Hoeltgen: There is No Controversy in Appointing a Justice Before Nov. 3
Opinions, Column

Hoeltgen: There is No Controversy in Appointing a Justice Before Nov. 3

On Sept. 18, grief swept the nation as word of the illustrious Justice Ruth Bader Ginsburg’s death reached the ears of the American people. Ruth Bader Ginsburg, affectionately known as “RBG,” was notably the second woman and first Jewish woman to serve as a justice of the United States Supreme Court. Ginsburg was a champion of women’s and minority rights, a staunchly liberal member of the court for 27 years, and a well-liked figure among the American left. Ginsburg’s death and the vacancy of a Supreme Court seat have arrived at a tumultuous time in American politics, as radical conservatism and radical liberalism meet head-on this election season.   

Since Ginsburg’s untimely death, President Donald Trump has nominated Amy Coney Barrett to fill Ginsburg’s seat, and the Senate has finished the process of formally confirming her to the Supreme Court. Barrett was officially sworn in on Monday evening by Justice Clarence Thomas.

The American left—unhappy with the White House’s choice for Supreme Court justice—created a controversy around Barrett’s nomination and subsequent appointment prior to the coming presidential election. Many politicians and pundits alike quickly adopted this crusade. But the controversy around Barrett’s appointment is this: There isn’t one. The sitting president of the United States of America has the constitutional right and obligation to nominate judges of the Supreme Court and the unwritten duty to create a working government.

Joe Biden, the Democratic nominee for president, has made the argument that nominating and appointing a justice so close to Election Day is in and of itself an affront to democracy. Biden has argued that should Trump be reelected, the Senate should consider his nominee, but that they should not confirm a justice before then. Biden argued that should he be elected to the Office of the President, Trump should withdraw his nominee. 

Yet, Article II, section 2 of the United States Constitution clearly states that “[the President] shall nominate, and by and with the Advice and Consent of the Senate, shall appoint Ambassadors, other public Ministers and Consuls, Judges of the supreme Court.” The Constitution includes no qualifying clause that indicates that this process cannot be executed during an election year. Therefore, the sitting president undoubtedly has the constitutional right to nominate a justice and, through such a constitutional process, appoint a justice to the Supreme Court. 

Moreover, the 20th Amendment to the United States Constitution says that “The terms of the President and Vice President shall end at noon on the 20th day of January, and the terms of Senators and Representatives at noon on the 3rd day of January.” Clearly and plainly, the rights and obligations of the executive and legislative branches to perform the duties of their offices remain for the duration of their term.

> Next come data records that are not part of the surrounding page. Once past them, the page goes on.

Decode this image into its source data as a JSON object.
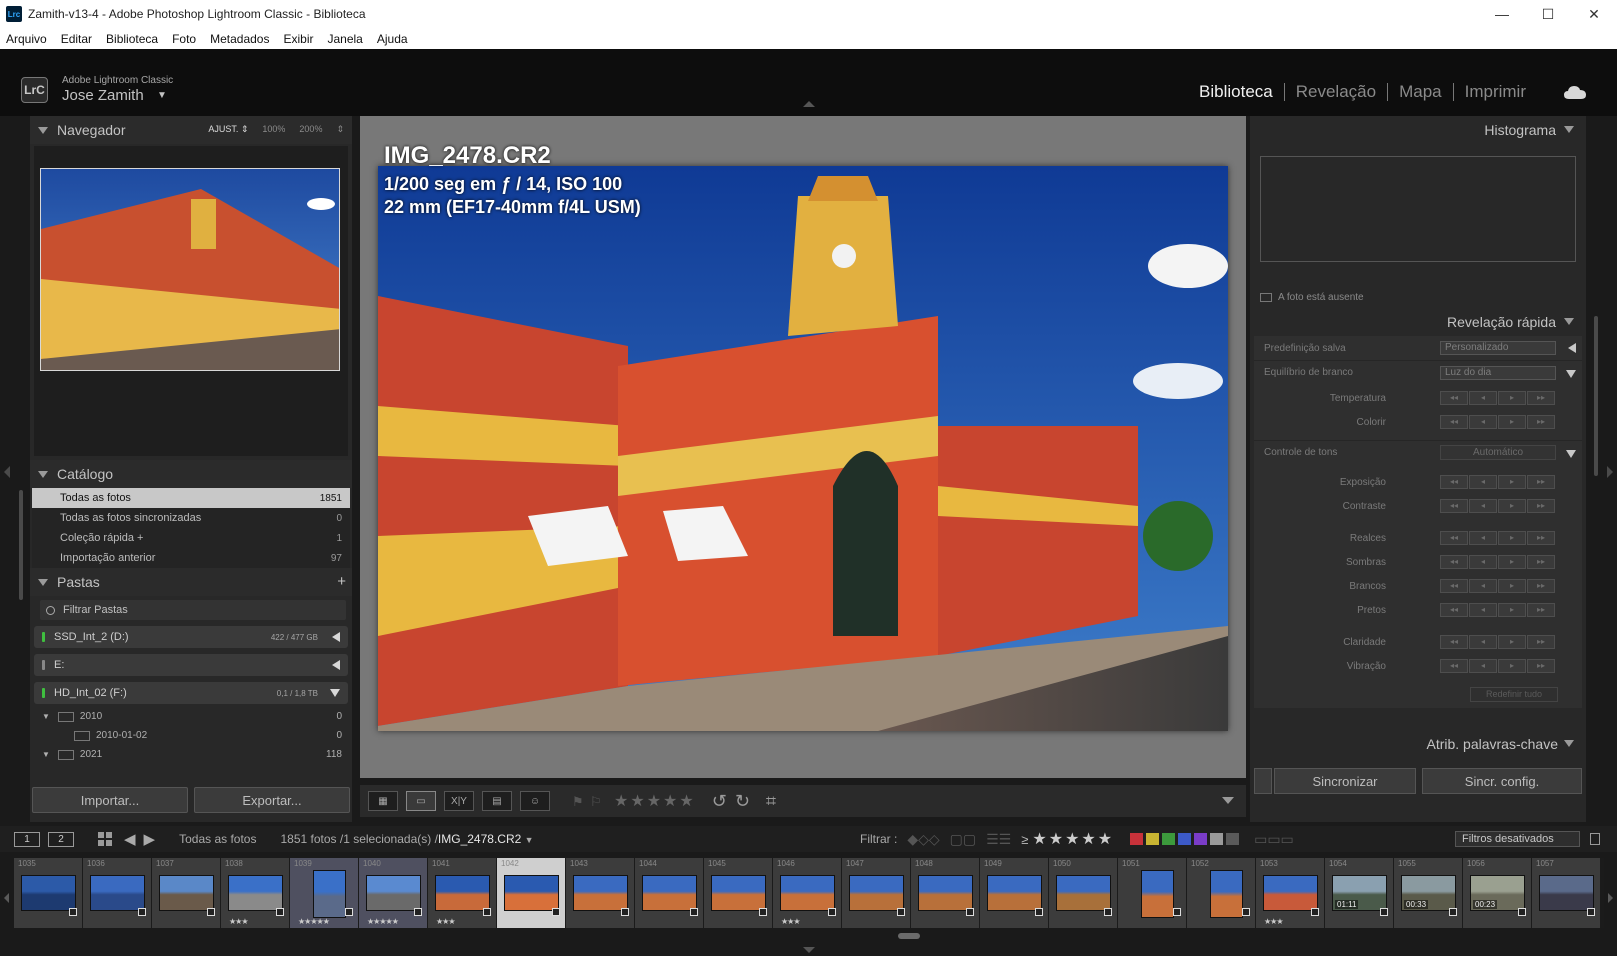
{
  "window": {
    "title": "Zamith-v13-4 - Adobe Photoshop Lightroom Classic - Biblioteca",
    "app_icon_text": "Lrc",
    "controls": [
      "—",
      "☐",
      "✕"
    ]
  },
  "menu": [
    "Arquivo",
    "Editar",
    "Biblioteca",
    "Foto",
    "Metadados",
    "Exibir",
    "Janela",
    "Ajuda"
  ],
  "identity": {
    "logo": "LrC",
    "product": "Adobe Lightroom Classic",
    "user": "Jose Zamith"
  },
  "modules": [
    {
      "label": "Biblioteca",
      "active": true
    },
    {
      "label": "Revelação",
      "active": false
    },
    {
      "label": "Mapa",
      "active": false
    },
    {
      "label": "Imprimir",
      "active": false
    }
  ],
  "navigator": {
    "title": "Navegador",
    "zoom": [
      "AJUST. ⇕",
      "100%",
      "200%",
      "⇕"
    ]
  },
  "catalog": {
    "title": "Catálogo",
    "items": [
      {
        "label": "Todas as fotos",
        "count": "1851",
        "selected": true
      },
      {
        "label": "Todas as fotos sincronizadas",
        "count": "0",
        "selected": false
      },
      {
        "label": "Coleção rápida  +",
        "count": "1",
        "selected": false
      },
      {
        "label": "Importação anterior",
        "count": "97",
        "selected": false
      }
    ]
  },
  "folders": {
    "title": "Pastas",
    "add": "+",
    "filter_placeholder": "Filtrar Pastas",
    "volumes": [
      {
        "name": "SSD_Int_2 (D:)",
        "info": "422 / 477 GB",
        "led": "green"
      },
      {
        "name": "E:",
        "info": "",
        "led": "gray"
      },
      {
        "name": "HD_Int_02 (F:)",
        "info": "0,1 / 1,8 TB",
        "led": "green"
      }
    ],
    "tree": [
      {
        "label": "2010",
        "count": "0"
      },
      {
        "label": "2010-01-02",
        "count": "0"
      },
      {
        "label": "2021",
        "count": "118"
      }
    ]
  },
  "left_buttons": {
    "import": "Importar...",
    "export": "Exportar..."
  },
  "loupe": {
    "filename": "IMG_2478.CR2",
    "exif1": "1/200 seg em ƒ / 14, ISO 100",
    "exif2": "22 mm (EF17-40mm f/4L USM)"
  },
  "histogram": {
    "title": "Histograma",
    "message": "A foto está ausente"
  },
  "quick_develop": {
    "title": "Revelação rápida",
    "saved_preset_label": "Predefinição salva",
    "saved_preset_value": "Personalizado",
    "wb_label": "Equilíbrio de branco",
    "wb_value": "Luz do dia",
    "temperature": "Temperatura",
    "tint": "Colorir",
    "tone_label": "Controle de tons",
    "auto": "Automático",
    "exposure": "Exposição",
    "contrast": "Contraste",
    "highlights": "Realces",
    "shadows": "Sombras",
    "whites": "Brancos",
    "blacks": "Pretos",
    "clarity": "Claridade",
    "vibrance": "Vibração",
    "reset_all": "Redefinir tudo",
    "stepper": [
      "◂◂",
      "◂",
      "▸",
      "▸▸"
    ]
  },
  "keywords": {
    "title": "Atrib. palavras-chave"
  },
  "sync": {
    "sync": "Sincronizar",
    "sync_settings": "Sincr. config."
  },
  "toolbar": {
    "grid_icon": "grid-view-icon",
    "stars": "★★★★★"
  },
  "filmstrip_header": {
    "monitor1": "1",
    "monitor2": "2",
    "source": "Todas as fotos",
    "count": "1851 fotos /1 selecionada(s) /",
    "current_file": "IMG_2478.CR2",
    "filter_label": "Filtrar :",
    "stars_prefix": "≥",
    "stars": "★★★★★",
    "filters_off": "Filtros desativados",
    "swatches": [
      "#c8323a",
      "#c8b432",
      "#3c9a3c",
      "#3c5ac8",
      "#7a3cc8",
      "#9a9a9a",
      "#5a5a5a"
    ]
  },
  "filmstrip": [
    {
      "num": "1035",
      "stars": "",
      "c1": "#2c5aa8",
      "c2": "#1d3a70",
      "kind": "land"
    },
    {
      "num": "1036",
      "stars": "",
      "c1": "#3a6ac0",
      "c2": "#2a4a8a",
      "kind": "land"
    },
    {
      "num": "1037",
      "stars": "",
      "c1": "#5a88c8",
      "c2": "#6a5a4a",
      "kind": "land"
    },
    {
      "num": "1038",
      "stars": "★★★",
      "c1": "#3a70c8",
      "c2": "#8a8a8a",
      "kind": "land"
    },
    {
      "num": "1039",
      "stars": "★★★★★",
      "c1": "#3a70c8",
      "c2": "#5a6a8a",
      "kind": "port",
      "picked": true
    },
    {
      "num": "1040",
      "stars": "★★★★★",
      "c1": "#5a8ad0",
      "c2": "#6a6a6a",
      "kind": "land",
      "picked": true
    },
    {
      "num": "1041",
      "stars": "★★★",
      "c1": "#2a5ab0",
      "c2": "#c86a3a",
      "kind": "land"
    },
    {
      "num": "1042",
      "stars": "",
      "c1": "#2a5ab0",
      "c2": "#d8703a",
      "kind": "land",
      "selected": true
    },
    {
      "num": "1043",
      "stars": "",
      "c1": "#3a6ac0",
      "c2": "#c8703a",
      "kind": "land"
    },
    {
      "num": "1044",
      "stars": "",
      "c1": "#3a6ac0",
      "c2": "#c8703a",
      "kind": "land"
    },
    {
      "num": "1045",
      "stars": "",
      "c1": "#3a6ac0",
      "c2": "#c8703a",
      "kind": "land"
    },
    {
      "num": "1046",
      "stars": "★★★",
      "c1": "#3a6ac0",
      "c2": "#c8703a",
      "kind": "land"
    },
    {
      "num": "1047",
      "stars": "",
      "c1": "#3a6ac0",
      "c2": "#b8703a",
      "kind": "land"
    },
    {
      "num": "1048",
      "stars": "",
      "c1": "#3a6ac0",
      "c2": "#b8703a",
      "kind": "land"
    },
    {
      "num": "1049",
      "stars": "",
      "c1": "#3a6ac0",
      "c2": "#b8703a",
      "kind": "land"
    },
    {
      "num": "1050",
      "stars": "",
      "c1": "#3a6ac0",
      "c2": "#a8703a",
      "kind": "land"
    },
    {
      "num": "1051",
      "stars": "",
      "c1": "#3a6ac0",
      "c2": "#c8703a",
      "kind": "port"
    },
    {
      "num": "1052",
      "stars": "",
      "c1": "#3a6ac0",
      "c2": "#c8703a",
      "kind": "port"
    },
    {
      "num": "1053",
      "stars": "★★★",
      "c1": "#3a6ac0",
      "c2": "#c85a3a",
      "kind": "land"
    },
    {
      "num": "1054",
      "stars": "",
      "c1": "#8aa0b0",
      "c2": "#4a5a4a",
      "kind": "land",
      "duration": "01:11"
    },
    {
      "num": "1055",
      "stars": "",
      "c1": "#8a9aa0",
      "c2": "#5a5a4a",
      "kind": "land",
      "duration": "00:33"
    },
    {
      "num": "1056",
      "stars": "",
      "c1": "#9aa090",
      "c2": "#6a6a5a",
      "kind": "land",
      "duration": "00:23"
    },
    {
      "num": "1057",
      "stars": "",
      "c1": "#5a6a8a",
      "c2": "#3a3a4a",
      "kind": "land"
    }
  ]
}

They do not end when an election begins. Accordingly, the sitting president and senators have the constitutional right and obligation to carry out their responsibilities to nominate and appoint a Supreme Court justice during a presidential election season. 

These laws, written and unwritten, were created in a democratic nation to be executed by a democratically elected executive in order to ensure justice. Biden’s attempt to bend these laws to his will is the real affront to democracy. 

It is the unwritten duty of the American president to create a working government by executing his responsibilities in an efficient and efficacious manner. And while the Supreme Court can hear cases with only eight justices, if the court is split, the lower court’s decision is held without precedent, the law remains unclear, important legal decisions cannot be made definitively, and tied or unclear election results can not be handled. The possibility of a split court’s hindrance to the deliverance of justice necessarily implies that the sitting president should swiftly nominate and see appointed a justice to the Supreme Court when there is a vacancy. 

The American left today will tell you that Biden’s attempts to obstruct democracy in 2020 were OK because Republicans used a similar argument in 2016. It is true that in 2016 Senate Majority Leader Mitch McConnell blocked Barack Obama’s nominee, Merrick Garland, from receiving a just and proper Senate hearing. But two wrongs do not make a right. McConnell’s attempt to obstruct the judicial process in 2016 was as unjust as Biden’s attempt in 2020.

Any attempt to obstruct this democratic process is absolutely and fundamentally wrong. In 2016 it was wrong, and in 2020 it remains wrong. Whether or not the government is divided and whether or not it is in an election year, justices should be nominated by the executive and brought before the Senate. Therefore, while the merit of the president’s choice for justice is open to debate, the legality of his right to choose a justice is not. There is no controversy.